Detecting water-surface targets for Unmanned Surface Vehicles (USVs) is challenging due to wave clutter, specular reflections, and weak appearance cues in long-range observations. Although 4D millimeter-wave radar complements cameras under degraded illumination, maritime radar point clouds are sparse and intermittent, with reflectivity attributes exhibiting heavy-tailed variations under scattering and multipath, making conventional fusion designs struggle to exploit radar cues effectively. We propose PhysFusion, a physics-informed radar-image detection framework for water-surface perception.

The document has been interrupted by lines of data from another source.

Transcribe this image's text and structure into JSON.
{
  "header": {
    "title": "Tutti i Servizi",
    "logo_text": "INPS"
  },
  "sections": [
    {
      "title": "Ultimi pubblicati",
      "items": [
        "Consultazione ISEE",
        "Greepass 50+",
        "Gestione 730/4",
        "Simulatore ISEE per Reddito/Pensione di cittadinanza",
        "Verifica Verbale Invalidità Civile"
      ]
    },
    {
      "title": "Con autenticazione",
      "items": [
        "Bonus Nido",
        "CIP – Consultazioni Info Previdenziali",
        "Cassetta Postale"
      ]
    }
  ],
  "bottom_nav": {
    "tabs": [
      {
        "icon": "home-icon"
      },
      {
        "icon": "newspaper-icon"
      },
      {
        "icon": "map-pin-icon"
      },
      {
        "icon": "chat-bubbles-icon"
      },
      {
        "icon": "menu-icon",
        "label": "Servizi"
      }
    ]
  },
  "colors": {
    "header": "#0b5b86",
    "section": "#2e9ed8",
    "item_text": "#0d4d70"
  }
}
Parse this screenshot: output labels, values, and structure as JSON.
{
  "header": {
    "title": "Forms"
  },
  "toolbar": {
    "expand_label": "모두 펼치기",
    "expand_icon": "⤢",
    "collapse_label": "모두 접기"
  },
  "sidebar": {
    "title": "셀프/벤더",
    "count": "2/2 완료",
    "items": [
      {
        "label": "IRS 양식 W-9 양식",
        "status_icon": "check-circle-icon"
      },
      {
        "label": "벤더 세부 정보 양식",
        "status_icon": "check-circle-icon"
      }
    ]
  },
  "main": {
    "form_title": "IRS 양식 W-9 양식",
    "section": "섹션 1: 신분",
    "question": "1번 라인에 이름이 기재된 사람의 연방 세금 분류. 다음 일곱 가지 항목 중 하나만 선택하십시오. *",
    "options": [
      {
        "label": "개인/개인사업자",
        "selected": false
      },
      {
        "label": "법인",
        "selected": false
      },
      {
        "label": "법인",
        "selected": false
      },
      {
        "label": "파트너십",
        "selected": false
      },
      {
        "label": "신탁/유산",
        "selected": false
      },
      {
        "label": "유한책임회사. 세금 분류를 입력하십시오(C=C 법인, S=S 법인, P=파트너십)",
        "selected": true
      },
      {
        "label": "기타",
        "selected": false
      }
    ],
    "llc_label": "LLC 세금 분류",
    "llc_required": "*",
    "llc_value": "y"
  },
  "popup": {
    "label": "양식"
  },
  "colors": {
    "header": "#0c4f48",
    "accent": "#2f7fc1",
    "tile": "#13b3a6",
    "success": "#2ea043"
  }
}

The framework integrates: (1) a Physics-Informed Radar Encoder (PIR Encoder) with an RCS Mapper and Quality Gate, transforming per-point radar attributes into compact scattering priors and predicting point-wise reliability for robust feature learning under clutter; (2) a Radar-guided Interactive Fusion Module (RIFM) performing query-level radar-image fusion between semantically enriched radar features and multi-scale visual features, with the radar branch modeled by a dual-stream backbone including a point-based local stream and a transformer-based global stream using Scattering-Aware Self-Attention (SASA); and (3) a Temporal Query Aggregation module (TQA) aggregating frame-wise fused queries over a short temporal window for temporally consistent representations. Experiments on WaterScenes and FLOW demonstrate that PhysFusion achieves 59.7% mAP50:95 and 90.3% mAP50 on WaterScenes (T=5 radar history) using 5.6M parameters and 12.5G FLOPs, and reaches 94.8% mAP50 and 46.2% mAP50:95 on FLOW under radar+camera setting. Ablation studies quantify the contributions of PIR Encoder, SASA-based global reasoning, and RIFM.